A.R. Gurney has a knack for writing formally inventive plays that are, ultimately, rather conservative. Love Letters, which recently had a run on Broadway, is entirely epistolary, but the story it tells—about nostalgia, about the passage of time—is affecting but conventional. Now the Signature is reviving What I Did Last Summer, in which many of the stage directions are projected behind the actors, so as it begins we read, “Before curtain: Music: an old Bing Crosby recording such as ‘Swinging on a Star’ ” before we hear any crooning. Props are used only when miming is inconvenient. The fourteen-year-old Charlie (Noah Galvin) walks onstage and announces, “This is a play about me when I was fourteen.” His mother, Grace (Carolyn McCormick), adds, “This is also a play about me,” before hesitating, “And if it isn’t, it should be.” And Elsie (Kate McGonigle), Charlie’s put-upon sister, will later complain, “I’ll tell you one thing this play is not about. It’s not about me.”
Despite this metatheatrical playfulness, What I Did Last Summer is a cozy and familiar story: around the end of World War II, Charlie and his family are staying in a house on a summer colony on the Canadian shore of Lake Erie. Charlie’s father is in the Pacific, and he divides his time between childish goofiness and playing grown-up, between mooning his mother and sister and driving a car without a license. He gets work doing odd jobs for Anna Trumbell (Kristine Nielsen), the “Pig Woman” known for her eccentricity and misanthropy. She pays Charlie in art lessons, lets him drink a glass of wine at lunch, and more generally offers him the kind of encouragement and freedom that can be attractive to a boy who is not quite as old as he thinks.

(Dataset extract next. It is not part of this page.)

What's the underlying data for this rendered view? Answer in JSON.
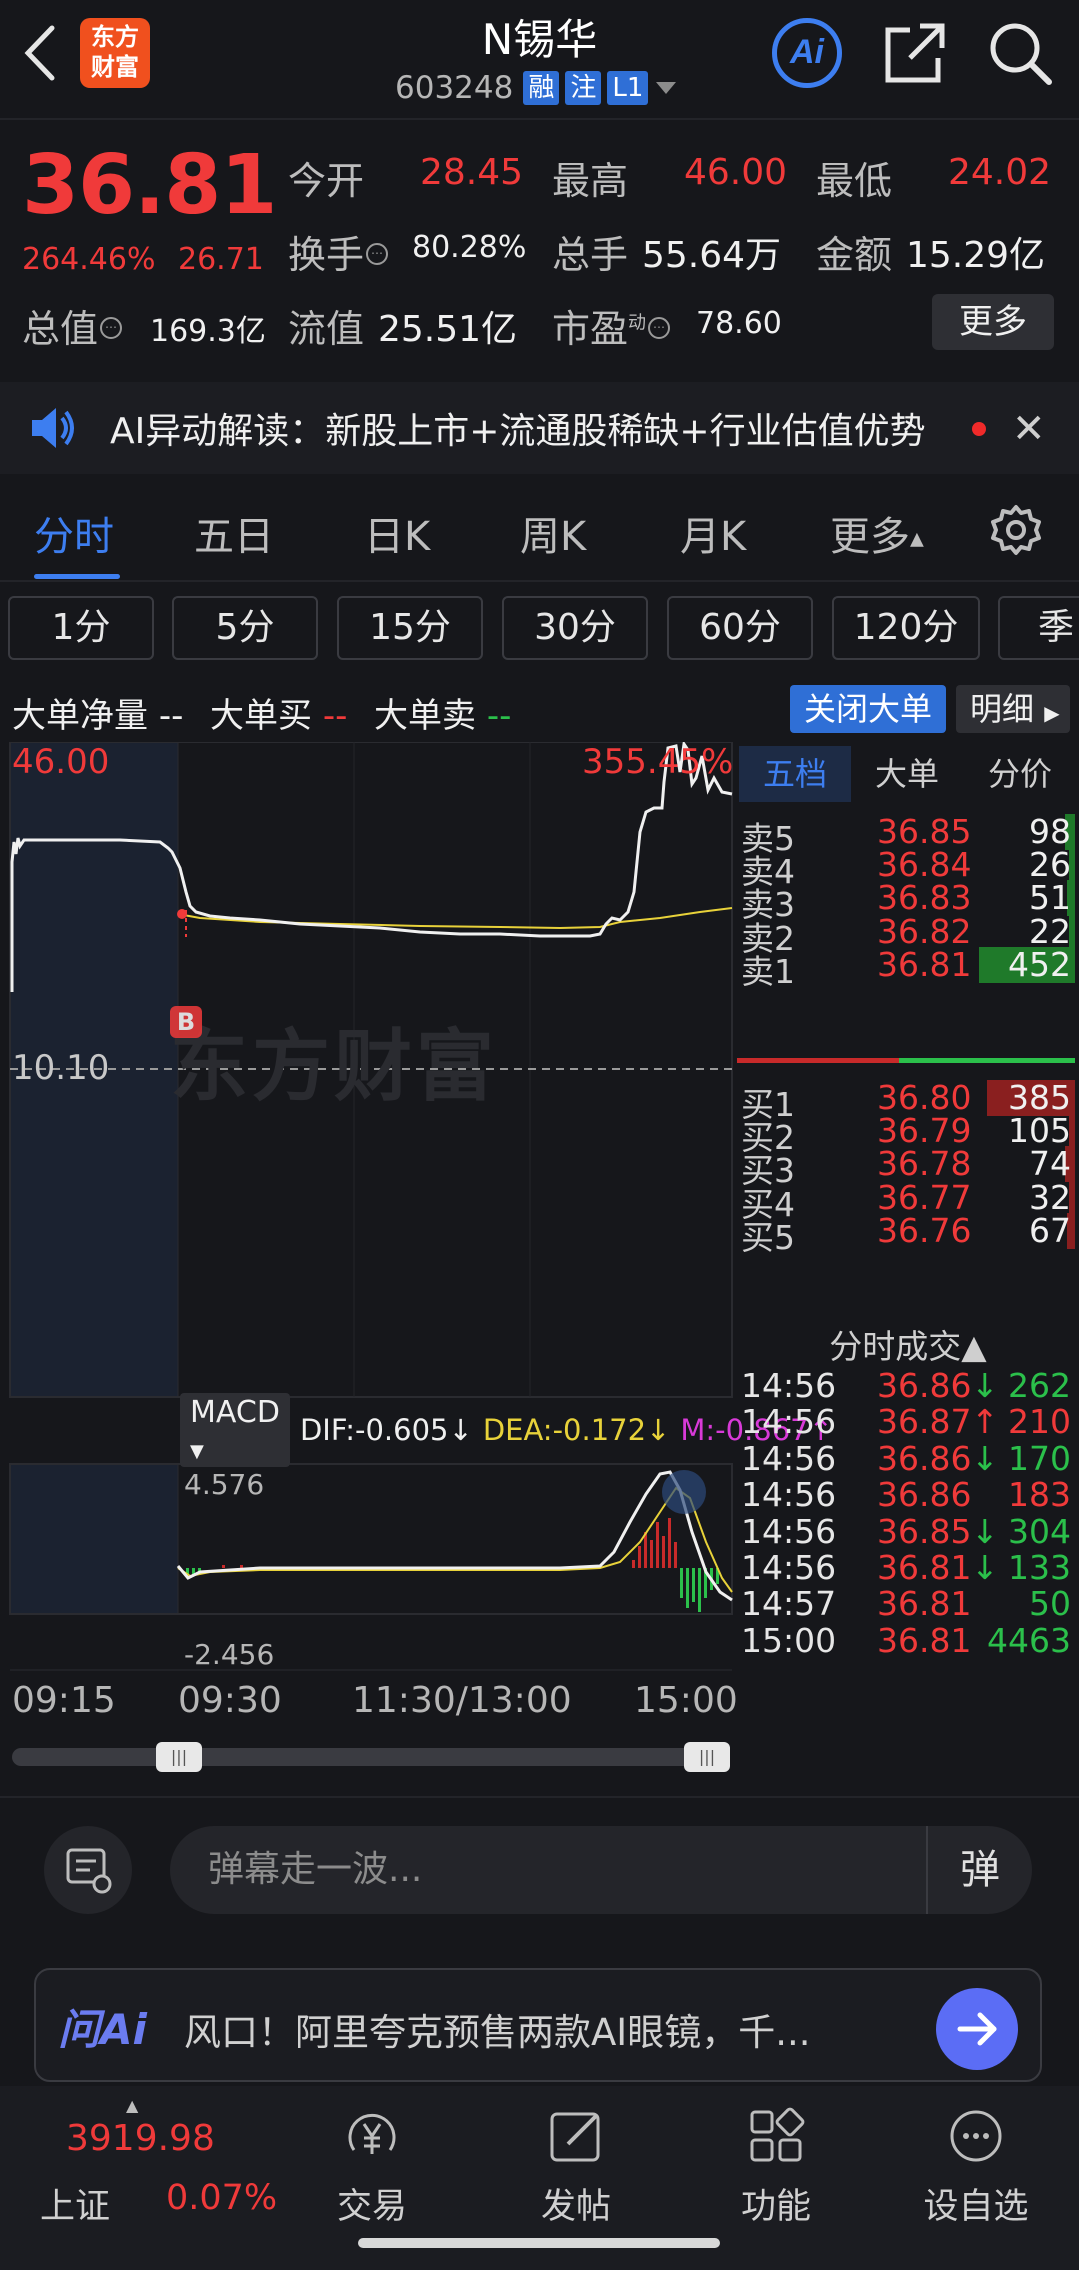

Mr. Galvin is terrific as Charlie; he has a nice unselfconscious, physical looseness about him that is perfectly suited to a person on the cusp of maturity. And Ms. McCormick leaves most of Grace beneath the surface; a former student of Anna’s, she has eschewed rebellion for a conventional life and now must perform the role of the ‘forties housewife without betraying her regret to her family.
Like Love Letters, What I Did Last Summer is deceptive in its simplicity; there is nothing new or revelatory about the script, but there is a warmth to it that is not common, either, an understanding of adolescent angst that never devolves into juvenile melodrama or adult condescension. Late in the play, Bonny (Juliet Brett), a friend of Charlie’s, tells the audience, “Oh God, I’m lying more and more. Is this what it means to become a woman?” This is precisely Mr. Gurney’s tone: light, funny, with a twinkle of wisdom, and an itching feeling of the sadness that is soon to come.
What I Did Last Summer runs through June 7th at the Irene Diamond Stage. 480 W. 42nd Street New York, NY. 2 hours. One intermission.